Hope Neiman, Chief Marketing Officer, Tillster
Our data shows that AI is streamlining restaurant analytics, personalization, and inventory. What AI opportunities and/or challenges do you foresee in 2024?
AI use in streamlining analytics, personalization and inventory is permeating not just restaurants, but all forms of retail, as well. As a result, consumer expectations are being raised as to the experiences they will encounter by its use.
We see 2 big opportunities and 1 big challenge:
Turn inventory faster and be saddled with fewer perishables that expire. AI is an ideal use case to better track not just inventory expectations, but seasonal trends, planning and tracking items that are new to the offering, and even offering customers “special savings” on things you know they love that may have limited shelf-life remaining. All of this results in better ROI for the restaurant.
Retaining more guests. AI can help look at churn metrics to better understand at what point a guest may be leaving the brand. It also can more directly create offers likely to keep them, meaning you are “paying what’s needed,” but at the same time not paying more than you need to retain them as a customer.

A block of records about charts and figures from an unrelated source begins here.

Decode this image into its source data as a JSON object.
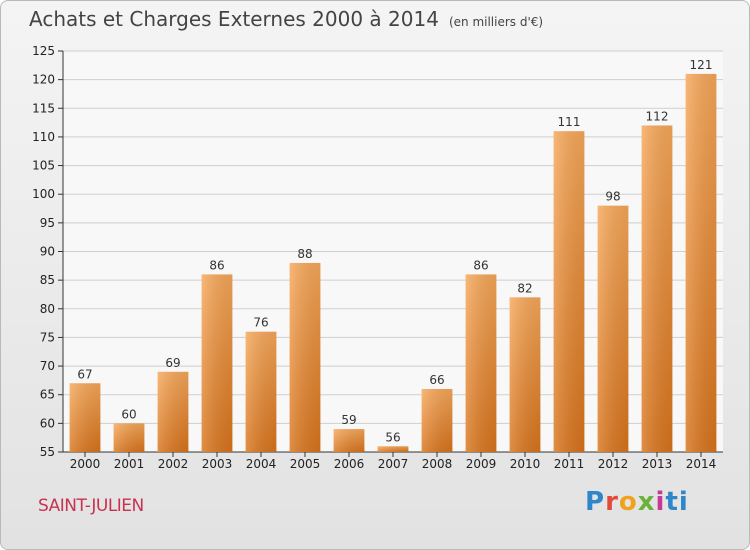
{
  "chart_data": {
    "type": "bar",
    "title": "Achats et Charges Externes 2000 à 2014",
    "subtitle": "(en milliers d'€)",
    "categories": [
      "2000",
      "2001",
      "2002",
      "2003",
      "2004",
      "2005",
      "2006",
      "2007",
      "2008",
      "2009",
      "2010",
      "2011",
      "2012",
      "2013",
      "2014"
    ],
    "values": [
      67,
      60,
      69,
      86,
      76,
      88,
      59,
      56,
      66,
      86,
      82,
      111,
      98,
      112,
      121
    ],
    "ylim": [
      55,
      125
    ],
    "yticks": [
      55,
      60,
      65,
      70,
      75,
      80,
      85,
      90,
      95,
      100,
      105,
      110,
      115,
      120,
      125
    ],
    "grid": true,
    "bar_color_top": "#f7a85a",
    "bar_color_bottom": "#d9741c"
  },
  "footer": {
    "place": "SAINT-JULIEN",
    "logo_parts": [
      "P",
      "r",
      "o",
      "x",
      "i",
      "ti"
    ]
  }
}
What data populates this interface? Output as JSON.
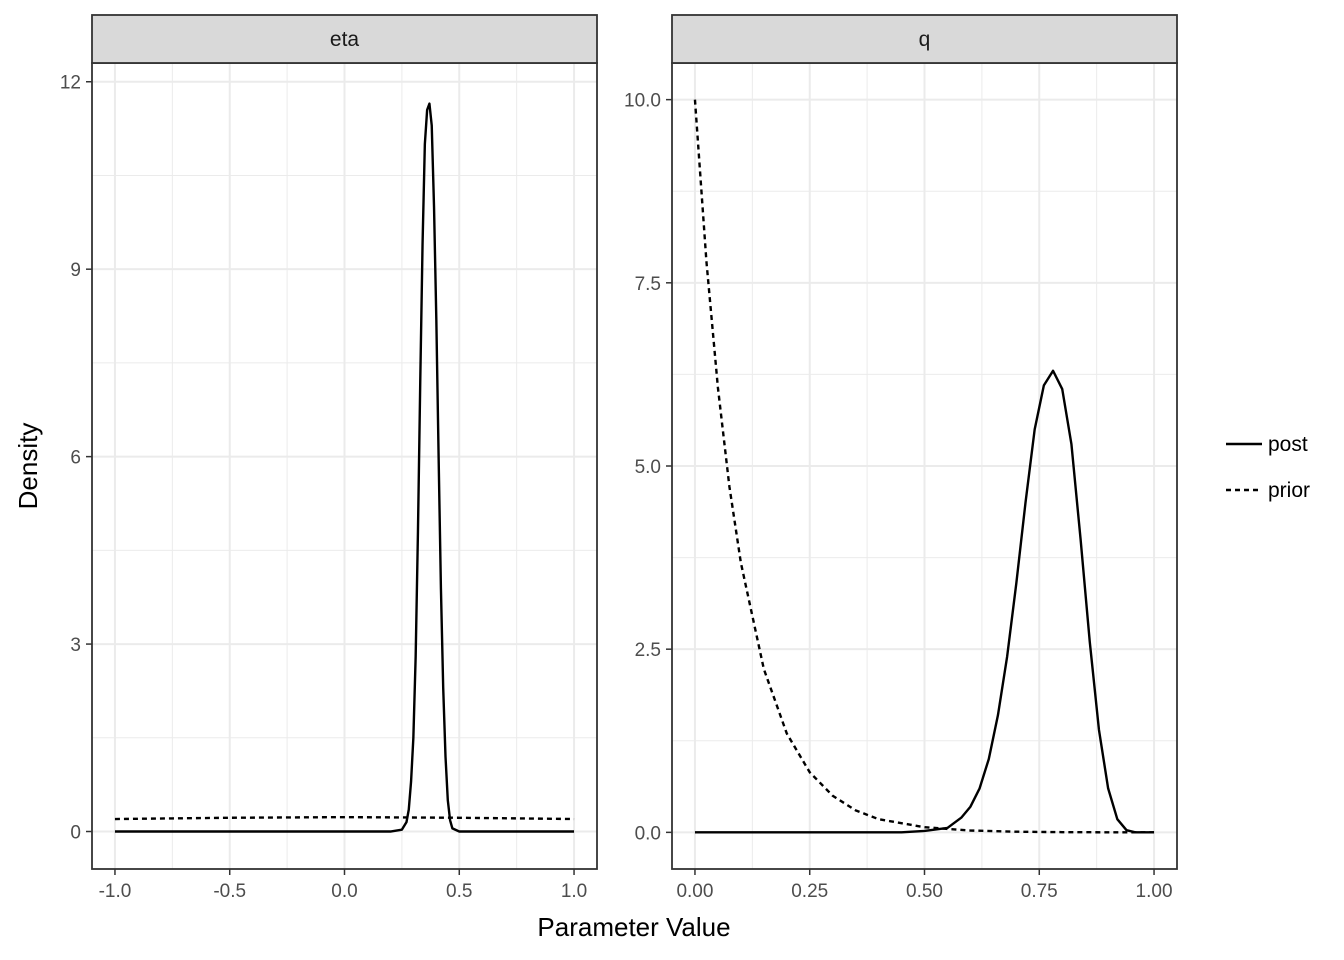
{
  "chart_data": {
    "type": "line",
    "xlabel": "Parameter Value",
    "ylabel": "Density",
    "grid": true,
    "legend": {
      "placement": "right",
      "entries": [
        {
          "name": "post",
          "linetype": "solid"
        },
        {
          "name": "prior",
          "linetype": "dashed"
        }
      ]
    },
    "facets": [
      {
        "strip": "eta",
        "xlim": [
          -1.1,
          1.1
        ],
        "ylim": [
          -0.6,
          12.3
        ],
        "xticks": [
          -1.0,
          -0.5,
          0.0,
          0.5,
          1.0
        ],
        "xtick_labels": [
          "-1.0",
          "-0.5",
          "0.0",
          "0.5",
          "1.0"
        ],
        "yticks": [
          0,
          3,
          6,
          9,
          12
        ],
        "ytick_labels": [
          "0",
          "3",
          "6",
          "9",
          "12"
        ],
        "series": [
          {
            "name": "post",
            "x": [
              -1.0,
              0.2,
              0.25,
              0.27,
              0.28,
              0.29,
              0.3,
              0.31,
              0.32,
              0.33,
              0.34,
              0.35,
              0.36,
              0.37,
              0.38,
              0.39,
              0.4,
              0.41,
              0.42,
              0.43,
              0.44,
              0.45,
              0.46,
              0.47,
              0.5,
              1.0
            ],
            "y": [
              0,
              0,
              0.03,
              0.15,
              0.35,
              0.8,
              1.5,
              2.8,
              4.8,
              7.2,
              9.4,
              11.0,
              11.55,
              11.65,
              11.3,
              10.0,
              8.2,
              6.0,
              3.9,
              2.3,
              1.2,
              0.5,
              0.18,
              0.05,
              0,
              0
            ]
          },
          {
            "name": "prior",
            "x": [
              -1.0,
              -0.75,
              -0.5,
              -0.25,
              0.0,
              0.25,
              0.5,
              0.75,
              1.0
            ],
            "y": [
              0.2,
              0.21,
              0.22,
              0.225,
              0.23,
              0.225,
              0.22,
              0.21,
              0.2
            ]
          }
        ]
      },
      {
        "strip": "q",
        "xlim": [
          -0.05,
          1.05
        ],
        "ylim": [
          -0.5,
          10.5
        ],
        "xticks": [
          0.0,
          0.25,
          0.5,
          0.75,
          1.0
        ],
        "xtick_labels": [
          "0.00",
          "0.25",
          "0.50",
          "0.75",
          "1.00"
        ],
        "yticks": [
          0.0,
          2.5,
          5.0,
          7.5,
          10.0
        ],
        "ytick_labels": [
          "0.0",
          "2.5",
          "5.0",
          "7.5",
          "10.0"
        ],
        "series": [
          {
            "name": "post",
            "x": [
              0.0,
              0.45,
              0.5,
              0.55,
              0.58,
              0.6,
              0.62,
              0.64,
              0.66,
              0.68,
              0.7,
              0.72,
              0.74,
              0.76,
              0.78,
              0.8,
              0.82,
              0.84,
              0.86,
              0.88,
              0.9,
              0.92,
              0.94,
              0.96,
              1.0
            ],
            "y": [
              0,
              0,
              0.02,
              0.06,
              0.2,
              0.35,
              0.6,
              1.0,
              1.6,
              2.4,
              3.4,
              4.5,
              5.5,
              6.1,
              6.3,
              6.05,
              5.3,
              4.0,
              2.6,
              1.4,
              0.6,
              0.18,
              0.03,
              0,
              0
            ]
          },
          {
            "name": "prior",
            "x": [
              0.0,
              0.025,
              0.05,
              0.075,
              0.1,
              0.15,
              0.2,
              0.25,
              0.3,
              0.35,
              0.4,
              0.5,
              0.6,
              0.7,
              0.8,
              0.9,
              1.0
            ],
            "y": [
              10.0,
              7.79,
              6.07,
              4.72,
              3.68,
              2.23,
              1.35,
              0.82,
              0.5,
              0.3,
              0.18,
              0.07,
              0.025,
              0.009,
              0.003,
              0.001,
              0
            ]
          }
        ]
      }
    ]
  }
}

Restaurants need to be certain the right “connection points” exist. The data that is created has to be understandable for use across several touchpoints and the “pipes” should be unified. Not doing so could have ramifications impacting experiences in a negative way.
Kitchen automation, IoT, and robotics are booming. How do you believe they can help solve for rising costs and staffing challenges?
AI, Robotics and IoT is and will radically change the way roles and organizations are designed and work is accomplished. It is already impacting recruiting, staffing and workforce management, learning, communication, employee engagement, as well as how Human Resources and Talent Acquisition functions themselves are defined and add value to the enterprise. To come to full fruition, it has to be combined with accurate people skill data, true predictive analytics (versus reporting), and a willingness/ability to envision how to do work differently.
Roles that require people to do repetitive and routine tasks will be the first to be replaced by RPA followed by sorting and filtering, research, compiling information and data, and communication in areas like policies and procedures, job aids and guidebooks. All of this is happening today. For example, managers use AI to write performance reviews and recruiters use it to produce communication that is more fun and enticing, sort and screen candidates, and set up meetings.
As a result, searches are more accurate, and recruiters find better people faster. The time AI frees up allows recruiters to focus on the candidate experience and higher quality hires.
IT budgets continue to grow, including an increase in implementations of new solutions. What are some best practices for restaurant technology leaders seeking to maximize their investment dollars?
To maximize IT investment in restaurant tech brands must define objectives, meeting goals that cross over to not only their needs, but those of marketing, operations and finance. Key decisions need to include what parts of the stack are critical to “own” and where they should “partner” in order to leverage those partners who themselves are investing in innovative solutions with their own road maps. Also, brands need to consider that their customers are cross channel, so the data must flow to offer personalization for use across all possible visitation points as well as understand their guest use cases to make each interaction as frictionless as possible.